Malgré des augmentations record des budgets de défense en Europe, le Secrétaire général de l’OTAN, Mark Rutte, met en garde : l’argent seul ne suffira pas à arrêter un missile ou un char russe. Il appelle à transformer rapidement ces ressources financières en capacités militaires opérationnelles.
À l’issue de la dernière réunion des ministres de la Défense de l’OTAN avant le sommet prévu à Ankara le mois prochain, Mark Rutte a souligné que les alliés avaient fait de nets progrès en « dépensant plus, et mieux, pour les forces et les capacités nécessaires à la défense de chaque centimètre du territoire allié ». Il a salué l’engagement fort d’atteindre 5 % du PIB consacré à la défense d’ici 2035, avec certains membres déjà sur la bonne voie, « bien avant le calendrier prévu ».
Selon lui, les membres européens et le Canada ont « vraiment intensifié leurs efforts, avec des augmentations record l’année dernière, à hauteur de plus de 90 milliards de dollars en termes réels », une somme qu’il a aussi exprimée en valeur nominale, « 139 milliards de dollars supplémentaires », insistant sur l’importance de ce chiffre.
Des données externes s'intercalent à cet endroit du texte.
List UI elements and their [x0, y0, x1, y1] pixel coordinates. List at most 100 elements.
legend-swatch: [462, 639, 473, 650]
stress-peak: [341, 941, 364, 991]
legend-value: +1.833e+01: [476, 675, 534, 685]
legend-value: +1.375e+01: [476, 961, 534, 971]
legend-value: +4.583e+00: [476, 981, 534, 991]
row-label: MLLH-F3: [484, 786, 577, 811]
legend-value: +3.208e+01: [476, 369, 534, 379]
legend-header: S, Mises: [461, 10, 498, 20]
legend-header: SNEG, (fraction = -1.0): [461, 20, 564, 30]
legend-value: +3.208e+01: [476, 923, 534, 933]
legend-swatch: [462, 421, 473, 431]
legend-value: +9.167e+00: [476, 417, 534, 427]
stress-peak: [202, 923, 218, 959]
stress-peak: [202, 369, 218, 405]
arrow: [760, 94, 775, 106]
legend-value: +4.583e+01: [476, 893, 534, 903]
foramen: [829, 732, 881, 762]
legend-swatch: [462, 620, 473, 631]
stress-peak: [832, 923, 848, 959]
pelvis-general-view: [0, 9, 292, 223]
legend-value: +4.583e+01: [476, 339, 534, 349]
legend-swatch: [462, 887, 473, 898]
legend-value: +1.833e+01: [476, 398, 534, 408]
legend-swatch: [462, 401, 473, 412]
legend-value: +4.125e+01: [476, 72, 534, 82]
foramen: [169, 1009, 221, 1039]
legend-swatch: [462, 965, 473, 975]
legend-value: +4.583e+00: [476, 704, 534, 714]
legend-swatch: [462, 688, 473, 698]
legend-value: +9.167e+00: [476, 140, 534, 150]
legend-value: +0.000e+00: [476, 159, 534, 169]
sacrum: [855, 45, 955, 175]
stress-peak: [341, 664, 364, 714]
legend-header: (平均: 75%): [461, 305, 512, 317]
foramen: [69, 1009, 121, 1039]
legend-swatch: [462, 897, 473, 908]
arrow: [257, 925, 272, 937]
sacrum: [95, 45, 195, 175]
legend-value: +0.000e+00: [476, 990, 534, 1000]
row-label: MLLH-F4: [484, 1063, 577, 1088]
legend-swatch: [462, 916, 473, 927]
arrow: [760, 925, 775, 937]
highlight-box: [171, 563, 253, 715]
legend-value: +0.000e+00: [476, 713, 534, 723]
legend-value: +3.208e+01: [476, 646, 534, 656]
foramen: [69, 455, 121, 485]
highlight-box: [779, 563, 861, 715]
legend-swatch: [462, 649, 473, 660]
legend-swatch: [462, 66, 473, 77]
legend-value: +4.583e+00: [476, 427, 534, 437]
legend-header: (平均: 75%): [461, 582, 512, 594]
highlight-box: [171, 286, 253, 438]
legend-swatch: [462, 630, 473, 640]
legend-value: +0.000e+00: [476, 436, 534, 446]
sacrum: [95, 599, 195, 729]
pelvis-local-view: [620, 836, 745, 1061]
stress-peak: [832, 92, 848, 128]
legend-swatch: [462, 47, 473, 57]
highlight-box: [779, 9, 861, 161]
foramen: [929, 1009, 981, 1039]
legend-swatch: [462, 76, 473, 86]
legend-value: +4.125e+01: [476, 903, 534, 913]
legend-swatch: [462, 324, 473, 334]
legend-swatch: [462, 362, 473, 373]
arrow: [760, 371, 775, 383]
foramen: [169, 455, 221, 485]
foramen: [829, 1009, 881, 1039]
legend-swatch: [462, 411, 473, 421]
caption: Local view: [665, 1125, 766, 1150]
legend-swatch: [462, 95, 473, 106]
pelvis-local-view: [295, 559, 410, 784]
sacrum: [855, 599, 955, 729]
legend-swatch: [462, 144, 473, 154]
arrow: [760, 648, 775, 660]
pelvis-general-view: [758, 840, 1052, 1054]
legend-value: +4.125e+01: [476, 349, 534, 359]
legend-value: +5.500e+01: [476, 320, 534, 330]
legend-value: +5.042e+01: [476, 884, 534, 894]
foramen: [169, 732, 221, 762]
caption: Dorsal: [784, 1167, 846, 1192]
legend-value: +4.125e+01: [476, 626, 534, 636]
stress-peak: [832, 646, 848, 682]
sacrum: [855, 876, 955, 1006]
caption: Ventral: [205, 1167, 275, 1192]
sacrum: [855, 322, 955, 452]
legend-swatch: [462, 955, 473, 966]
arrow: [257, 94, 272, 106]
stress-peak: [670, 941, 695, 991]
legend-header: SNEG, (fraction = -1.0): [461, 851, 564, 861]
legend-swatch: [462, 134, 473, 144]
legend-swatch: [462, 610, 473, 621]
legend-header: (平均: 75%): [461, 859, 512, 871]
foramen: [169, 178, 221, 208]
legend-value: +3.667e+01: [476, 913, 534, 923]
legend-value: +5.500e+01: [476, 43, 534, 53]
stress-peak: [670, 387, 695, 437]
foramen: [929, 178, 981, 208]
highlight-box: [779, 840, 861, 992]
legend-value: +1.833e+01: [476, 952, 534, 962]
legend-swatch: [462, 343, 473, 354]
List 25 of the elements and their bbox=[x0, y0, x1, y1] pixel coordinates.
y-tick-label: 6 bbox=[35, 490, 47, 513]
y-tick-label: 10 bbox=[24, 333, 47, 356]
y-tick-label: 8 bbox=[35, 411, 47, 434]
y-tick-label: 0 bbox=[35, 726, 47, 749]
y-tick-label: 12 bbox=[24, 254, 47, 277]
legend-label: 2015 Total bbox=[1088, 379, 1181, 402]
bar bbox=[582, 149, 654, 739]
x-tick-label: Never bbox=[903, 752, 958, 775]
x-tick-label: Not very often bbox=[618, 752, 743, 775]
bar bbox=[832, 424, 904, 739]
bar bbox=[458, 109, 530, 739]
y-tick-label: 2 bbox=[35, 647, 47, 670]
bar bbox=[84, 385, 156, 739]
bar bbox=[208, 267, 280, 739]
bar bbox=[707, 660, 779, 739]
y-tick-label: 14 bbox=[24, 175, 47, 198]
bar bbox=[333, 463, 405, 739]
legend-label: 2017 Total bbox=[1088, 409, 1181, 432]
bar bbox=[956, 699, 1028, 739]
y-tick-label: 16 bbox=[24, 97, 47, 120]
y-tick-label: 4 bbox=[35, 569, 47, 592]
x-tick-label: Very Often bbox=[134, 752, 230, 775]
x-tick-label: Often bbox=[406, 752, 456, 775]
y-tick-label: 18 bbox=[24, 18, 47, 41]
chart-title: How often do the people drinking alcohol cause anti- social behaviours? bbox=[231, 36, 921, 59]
Interrogé sur l’ampleur de cette hausse, il a qualifié cette augmentation d’« historique », tout en soulignant que l’OTAN arrivait désormais à un point où « il faut se demander s’il est possible d’absorber une somme encore plus importante en une seule année ».
Cependant, cet effort financier ne suffit pas à lui seul. Mark Rutte a averti que, si le financement est crucial, « on ne peut pas arrêter un missile ou un char avec un dollar ou un euro ». La priorité commune pour Ankara, ainsi que pour les années à venir, est « de transformer cet argent en capacités opérationnelles rapidement », ce qui implique « davantage de forces, plus de ressources, et une industrie de défense robuste ».
Dans ce but, les ministres de la Défense ont convenu d’une « nouvelle dynamique pour intensifier la coopération transatlantique en matière de défense » et de renforcer les industries militaires des deux côtés de l’Atlantique. Ils souhaitent encourager « une coopération favorisant à la fois une meilleure innovation et une production accrue ». Rutte a insisté : « l’OTAN restera toujours une alliance transatlantique », mais il faut « une Europe plus forte au sein d’une OTAN renforcée ».
Il a présenté cet effort comme partie intégrante de ce que lui et les États-Unis appellent désormais « OTAN 3.0 », qualifiant l’alliance de « probablement la plus grande transformation de son histoire ». Ce processus implique, a-t-il reconnu, « des périodes difficiles et des débats ardus », mais il estime cela sain car « il faut se dire la vérité les uns aux autres ».
Mark Rutte a toutefois reconnu que la situation restait inégale parmi les alliés. S’il a souligné que, collectivement, les objectifs de La Haye étaient atteints, il a aussi rappelé que « certains doivent encore faire davantage, tandis que d’autres dépassent largement les attentes ». Il a cité l’Allemagne, qui « a déjà atteint 3,5 % du PIB » et est en bonne voie pour atteindre les 5 % d’ici 2029, tout comme la Pologne et les États baltes, même si « certains pays accusent un léger retard ».